En la era de la información y las dietas de moda, la relación con la comida se ha convertido en un verdadero desafío, más aún cuando se trata de niños. Por diversas razones sociales, laborales y emocionales, el control y la educación alimentaria se han convertido en un área confusa y complicada, siendo una de las consecuencias este trastorno conductual de alimentación. El comedor selectivo se caracteriza por una extrema exclusividad en la alimentación, afecta principalmente a niños y jóvenes y se considera un trastorno de la conducta alimentaria. Los niños con este trastorno suelen tener una variedad muy limitada de alimentos que están dispuestos a comer, lo que puede llevar a una mala nutrición y afectar su crecimiento.
Los comedores selectivos o caprichosos pueden clasificarse en tres categorías:
Sumamente selectivos: Estos reaccionan de manera extremadamente negativa a olores, sabores, texturas y colores de alimentos que no les son familiares.
Desinterés en la comida: Carecen de apetito y muestran poco o ningún interés en la comida.
Miedo a los alimentos: Tienen miedo de atragantarse, sentir dolor o vomitar al comer.
Complicaciones Asociadas
La falta de nutrientes y calorías puede llevar a una serie de problemas de salud, como:
?? Desnutrición
?? Déficit de vitaminas y minerales
?? Retraso en el crecimiento y en el desarrollo puberal
?? Osteoporosis
?? Deshidratación
Diagnóstico y Tratamiento
El diagnóstico lo realiza un equipo de profesionales de la salud que incluye: pediatra, nutricionista, psicólogo y analista de comportamiento. El tratamiento suele ser multidisciplinario y se basa en aplicación de métodos para cambiar las conductas patológicas establecidas a través de terapias conductuales. Una vez adelantada esta fase, entra el nutricionista para ajustar las necesidades nutricionales en el caso de que haya algún déficit o desbalance alimenticio.

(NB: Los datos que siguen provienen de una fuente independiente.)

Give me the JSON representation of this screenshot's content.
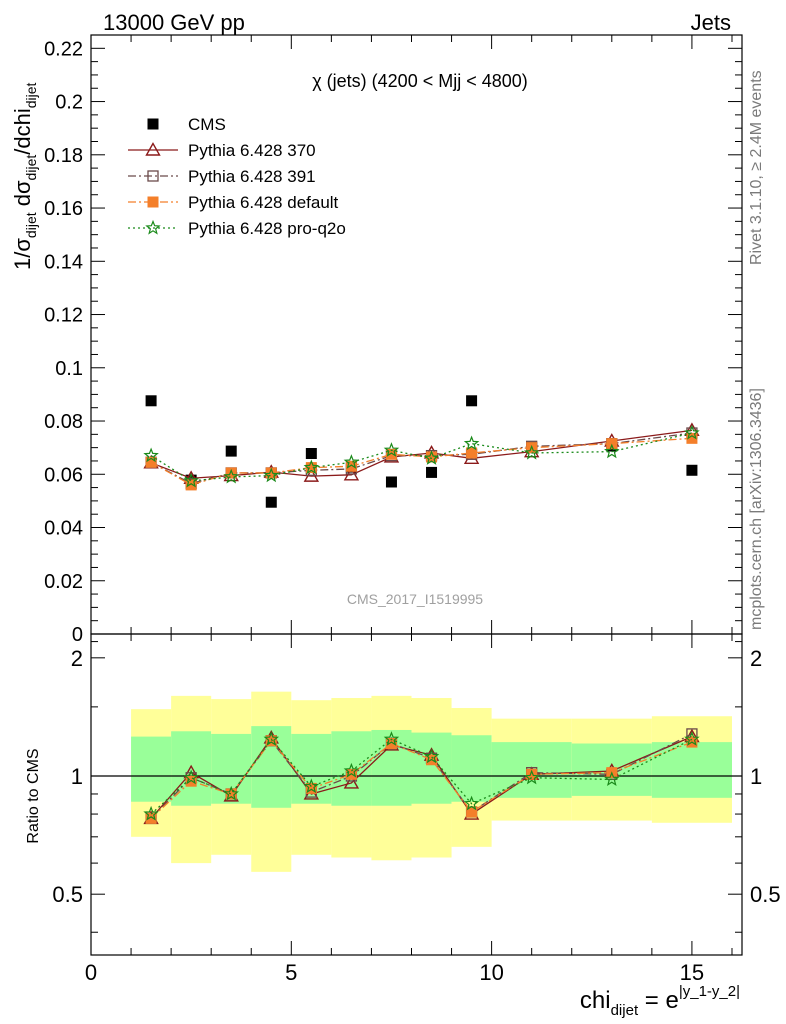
{
  "header": {
    "left": "13000 GeV pp",
    "right": "Jets"
  },
  "side_text": {
    "rivet": "Rivet 3.1.10, ≥ 2.4M events",
    "mcplots": "mcplots.cern.ch [arXiv:1306.3436]"
  },
  "chart_data": [
    {
      "type": "scatter",
      "title": "χ (jets) (4200 < Mjj < 4800)",
      "watermark": "CMS_2017_I1519995",
      "ylabel": {
        "main": "1/σ",
        "sub1": "dijet",
        "mid": " dσ",
        "sub2": "dijet",
        "tail": "/dchi",
        "sub3": "dijet"
      },
      "xlim": [
        0,
        16.25
      ],
      "ylim": [
        0,
        0.225
      ],
      "y_ticks": [
        0,
        0.02,
        0.04,
        0.06,
        0.08,
        0.1,
        0.12,
        0.14,
        0.16,
        0.18,
        0.2,
        0.22
      ],
      "y_tick_labels": [
        "0",
        "0.02",
        "0.04",
        "0.06",
        "0.08",
        "0.1",
        "0.12",
        "0.14",
        "0.16",
        "0.18",
        "0.2",
        "0.22"
      ],
      "legend_position": "top-left",
      "x": [
        1.5,
        2.5,
        3.5,
        4.5,
        5.5,
        6.5,
        7.5,
        8.5,
        9.5,
        11,
        13,
        15
      ],
      "series": [
        {
          "name": "CMS",
          "color": "#000000",
          "marker": "square-filled",
          "line": "none",
          "values": [
            0.0876,
            0.0578,
            0.0687,
            0.0495,
            0.0678,
            0.0627,
            0.0571,
            0.0607,
            0.0876,
            0.07,
            0.0706,
            0.0615
          ]
        },
        {
          "name": "Pythia 6.428 370",
          "color": "#8b1a1a",
          "marker": "triangle-open",
          "line": "solid",
          "values": [
            0.0643,
            0.0585,
            0.0595,
            0.0608,
            0.0593,
            0.0598,
            0.0665,
            0.068,
            0.066,
            0.0685,
            0.0725,
            0.0765
          ]
        },
        {
          "name": "Pythia 6.428 391",
          "color": "#6b4a4a",
          "marker": "square-open",
          "line": "dashdot",
          "values": [
            0.0645,
            0.0565,
            0.0605,
            0.0605,
            0.0615,
            0.062,
            0.067,
            0.067,
            0.0675,
            0.0705,
            0.0715,
            0.0755
          ]
        },
        {
          "name": "Pythia 6.428 default",
          "color": "#f47f2a",
          "marker": "square-filled",
          "line": "dashdot",
          "values": [
            0.0645,
            0.056,
            0.0605,
            0.0605,
            0.0625,
            0.063,
            0.0675,
            0.0665,
            0.068,
            0.07,
            0.0715,
            0.0735
          ]
        },
        {
          "name": "Pythia 6.428 pro-q2o",
          "color": "#1a8a1a",
          "marker": "star-open",
          "line": "dotted",
          "values": [
            0.067,
            0.0575,
            0.059,
            0.0595,
            0.0625,
            0.0645,
            0.069,
            0.066,
            0.0715,
            0.068,
            0.0685,
            0.0755
          ]
        }
      ]
    },
    {
      "type": "scatter",
      "xlabel": {
        "main": "chi",
        "sub": "dijet",
        "eq": " = e",
        "sup": "|y_1-y_2|"
      },
      "ylabel": "Ratio to CMS",
      "xlim": [
        0,
        16.25
      ],
      "ylim": [
        0.35,
        2.3
      ],
      "log_y": true,
      "x_ticks": [
        0,
        5,
        10,
        15
      ],
      "x_tick_labels": [
        "0",
        "5",
        "10",
        "15"
      ],
      "y_ticks": [
        0.5,
        1,
        2
      ],
      "y_tick_labels": [
        "0.5",
        "1",
        "2"
      ],
      "reference_line": 1,
      "bins": [
        [
          1,
          2
        ],
        [
          2,
          3
        ],
        [
          3,
          4
        ],
        [
          4,
          5
        ],
        [
          5,
          6
        ],
        [
          6,
          7
        ],
        [
          7,
          8
        ],
        [
          8,
          9
        ],
        [
          9,
          10
        ],
        [
          10,
          12
        ],
        [
          12,
          14
        ],
        [
          14,
          16
        ]
      ],
      "band_inner": [
        [
          0.86,
          1.26
        ],
        [
          0.84,
          1.3
        ],
        [
          0.85,
          1.28
        ],
        [
          0.83,
          1.34
        ],
        [
          0.85,
          1.28
        ],
        [
          0.84,
          1.3
        ],
        [
          0.84,
          1.31
        ],
        [
          0.85,
          1.29
        ],
        [
          0.86,
          1.27
        ],
        [
          0.88,
          1.22
        ],
        [
          0.89,
          1.21
        ],
        [
          0.88,
          1.22
        ]
      ],
      "band_outer": [
        [
          0.7,
          1.48
        ],
        [
          0.6,
          1.6
        ],
        [
          0.63,
          1.57
        ],
        [
          0.57,
          1.64
        ],
        [
          0.63,
          1.56
        ],
        [
          0.62,
          1.58
        ],
        [
          0.61,
          1.6
        ],
        [
          0.62,
          1.58
        ],
        [
          0.66,
          1.49
        ],
        [
          0.77,
          1.4
        ],
        [
          0.77,
          1.4
        ],
        [
          0.76,
          1.42
        ]
      ],
      "x": [
        1.5,
        2.5,
        3.5,
        4.5,
        5.5,
        6.5,
        7.5,
        8.5,
        9.5,
        11,
        13,
        15
      ],
      "series": [
        {
          "name": "Pythia 6.428 370",
          "color": "#8b1a1a",
          "marker": "triangle-open",
          "line": "solid",
          "values": [
            0.78,
            1.02,
            0.89,
            1.25,
            0.9,
            0.96,
            1.2,
            1.13,
            0.8,
            1.01,
            1.03,
            1.26
          ]
        },
        {
          "name": "Pythia 6.428 391",
          "color": "#6b4a4a",
          "marker": "square-open",
          "line": "dashdot",
          "values": [
            0.78,
            0.99,
            0.9,
            1.23,
            0.91,
            1.0,
            1.21,
            1.11,
            0.81,
            1.02,
            1.01,
            1.28
          ]
        },
        {
          "name": "Pythia 6.428 default",
          "color": "#f47f2a",
          "marker": "square-filled",
          "line": "dashdot",
          "values": [
            0.78,
            0.97,
            0.9,
            1.23,
            0.93,
            1.01,
            1.21,
            1.1,
            0.81,
            1.01,
            1.02,
            1.22
          ]
        },
        {
          "name": "Pythia 6.428 pro-q2o",
          "color": "#1a8a1a",
          "marker": "star-open",
          "line": "dotted",
          "values": [
            0.8,
            0.99,
            0.9,
            1.24,
            0.94,
            1.03,
            1.24,
            1.12,
            0.85,
            0.99,
            0.98,
            1.24
          ]
        }
      ]
    }
  ]
}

Lo que puedo aconsejarte si eres padre o tienes algún familiar con este problema
Ser un ejemplo: Presenta una amplia variedad de alimentos en casa y pruébalos delante del comedor selectivo.
Establecer rutinas alimenticias: Programa comidas y colaciones regulares a las mismas horas.
Crear un ambiente positivo durante las comidas: Evita conflictos y premia conductas alimenticias positivas.
Manejo del estrés: Enséñale a tu hijo técnicas de relajación para manejar la ansiedad relacionada con la comida.
Conclusión
El trastorno de alimentación restrictivo o selectivo es una condición que requiere atención especializada. La detección temprana y un abordaje multidisciplinario son clave para una recuperación exitosa. Como siempre, si sospechas que tu hijo o familiar cercano podría estar experimentando síntomas relacionados con este trastorno, no dudes en buscar ayuda profesional.
Te animo a que pases esta información a quien conozcas que necesite ayuda.